Graffiti is part of everyday life it seems. It annoys some and delights others. It can we witty and insightful or plainly banal and pointless. Recently on a trip up to Hadrian’s Wall I marvelled at some graffito dating back to the Roman occupation. One was a disparaging comment about a roman soldier by a colleague who compared his intelligence to that of an Ox. It made me wonder if the local population saw it as an amusing comment made public, or if some saw it as wanton vandalism of the buildings facade. We’ll never know, but whatever it was eighteen hundred year pass and this piece of ephemera is elevated to a much higher status for us to ogle at.
So how long does it take before the everyday scribblings of those who produce this sort of thing find elevated status?
Possibly a clue can be found in a small alleyway near the back of Sadler’s Wells Theatre.
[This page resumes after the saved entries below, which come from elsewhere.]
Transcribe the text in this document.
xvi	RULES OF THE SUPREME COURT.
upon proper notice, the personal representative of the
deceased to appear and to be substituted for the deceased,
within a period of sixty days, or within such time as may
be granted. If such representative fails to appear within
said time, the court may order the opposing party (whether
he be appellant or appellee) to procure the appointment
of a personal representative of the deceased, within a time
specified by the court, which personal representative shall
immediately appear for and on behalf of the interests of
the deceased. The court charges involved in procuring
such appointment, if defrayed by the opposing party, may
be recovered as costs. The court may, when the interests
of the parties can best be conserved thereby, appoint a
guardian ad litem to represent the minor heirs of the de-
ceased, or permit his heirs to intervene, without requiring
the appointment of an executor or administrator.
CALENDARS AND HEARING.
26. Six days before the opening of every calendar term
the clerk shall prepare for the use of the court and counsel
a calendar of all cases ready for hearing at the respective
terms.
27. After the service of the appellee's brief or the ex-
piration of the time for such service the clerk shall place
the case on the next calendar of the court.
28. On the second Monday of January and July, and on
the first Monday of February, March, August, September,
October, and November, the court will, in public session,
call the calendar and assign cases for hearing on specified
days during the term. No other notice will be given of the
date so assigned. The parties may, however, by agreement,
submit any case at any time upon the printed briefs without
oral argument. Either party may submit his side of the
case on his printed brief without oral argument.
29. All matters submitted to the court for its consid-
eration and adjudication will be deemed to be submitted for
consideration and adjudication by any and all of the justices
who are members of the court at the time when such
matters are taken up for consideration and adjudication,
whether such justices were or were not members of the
Myddelton Passage today runs behind blocks of low rise flats, but back in the 1860s it skirted the filter beds of the New River Head, a large cistern called the Round Pond that stored fresh water.
Myddelton Square
The area around Myddelton Passage was in general quite a well to do area, the passage itself leading into Myddelton Square, a garden square lined with late Georgian houses. However you didn’t have to stray too far before the housing became less grand and the residents a lower social class.
Around the 1860s there started a trend to carve graffiti into the brick walls that lined each side of the passage.
365 Plymouth
TK 1913
FAH 103
The one remaining wall, the other was demolished in the 1950s has dozens of similar inscriptions along it’s length, but what do they mean, and who carved them?
Myddelton Passage
There was a theory many years ago that the walls had been built by prisoners of the Napoleonic wars, who had carved some sort of inscription, and therefore started the trend, but this doesn’t really stack up date wise.
In the early 2000s English Heritage undertook a historical survey of London, photographing and cataloguing thousands of places, one of them being Myddelton Passage. Peter Guillery of English Heritage started to look into these inscriptions and working on an idea teamed up with Margaret Bird of the Metropolitan Police Service historical archives to solve the mystery.
It appears that virtually all of the surviving graffiti was carved by serving Policemen of G Division based nearby in Kings Cross, who walked their beat around the area of the passage. Using the Met’s archive they even managed to collar some of the culprits from the inscription.
365 Plymouth turned out to be Frederick Albert Victor Moore, who joined G Division in 1886. TK 1913 was Thomas Kirkpatrick, a gamekeeper from Dumfries who joined in 1910, and FAH 103 was Frederick Albert Huntley, from Hackney.
Robinson
There is also an inscription that simply reads Robinson. This could be PC John Robinson 50767 who had joined G Division in 1868.
G Division bordered H Division (Whitechapel) the area where some of the Ripper murders were to take place. By then Robinson had risen through promotions to become a Detective Constable (DC) in plain clothes. As the murders started, the force, under pressure from the press started to dress some of their DC’s as women in an effort to lure the killer into attempting to murder them. John Robinson found himself walking the streets on the boundaries of the two divisions dressed as a less than convincing lady of the night and would frequent pubs in order to carry out surveillance on the clientele.
On the 9th October 1888 acting on information received, Robinson followed a man into a public house and watched him strike up a conversation with a young woman who he then proceeded to ply with drinks. Robinson noted that the man was carrying a knife and was also wearing a false beard. The couple adjourned to a nearby alleyway and Robinson followed. In the darkness he strove to get closer to the couple, however he must have given himself away and the woman let out a loud scream causing the man to run off. Robinson, who rose even higher in his career, always stated that he was certain that this man was the Ripper.
There was a climate of fear in the area due to the murders and following the scream a number of people ran to the woman’s assistance. First on the scene were two men James Phillips and William Jarvis who saw the figure of an inebriated woman on the ground with another woman bending over her. They intervened and were a little shocked to find that the second woman was actually a man. They demanded that Robinson explain himself and apparently with a flourish the DC removed his hat and wig proclaiming “I am a police officer“. This seemed to have enraged the two men even more than the prospect of apprehending the “Ripper” and they proceeded to attack Robinson with punches and kicks until Jarvis stabbed the policeman in the face with a stiletto. Robinson appears to have rendered one of his assailants unconscious with his truncheon (it’s unclear how he secreted it on him dressed as a woman) before fellow officers came to his rescue.
Jarvis and Phillips were arrested and stood trial at Middlesex Sessions and were sentenced to six weeks hard labour. Robinson was called to give evidence, but there is no record as to what he wore for the proceedings.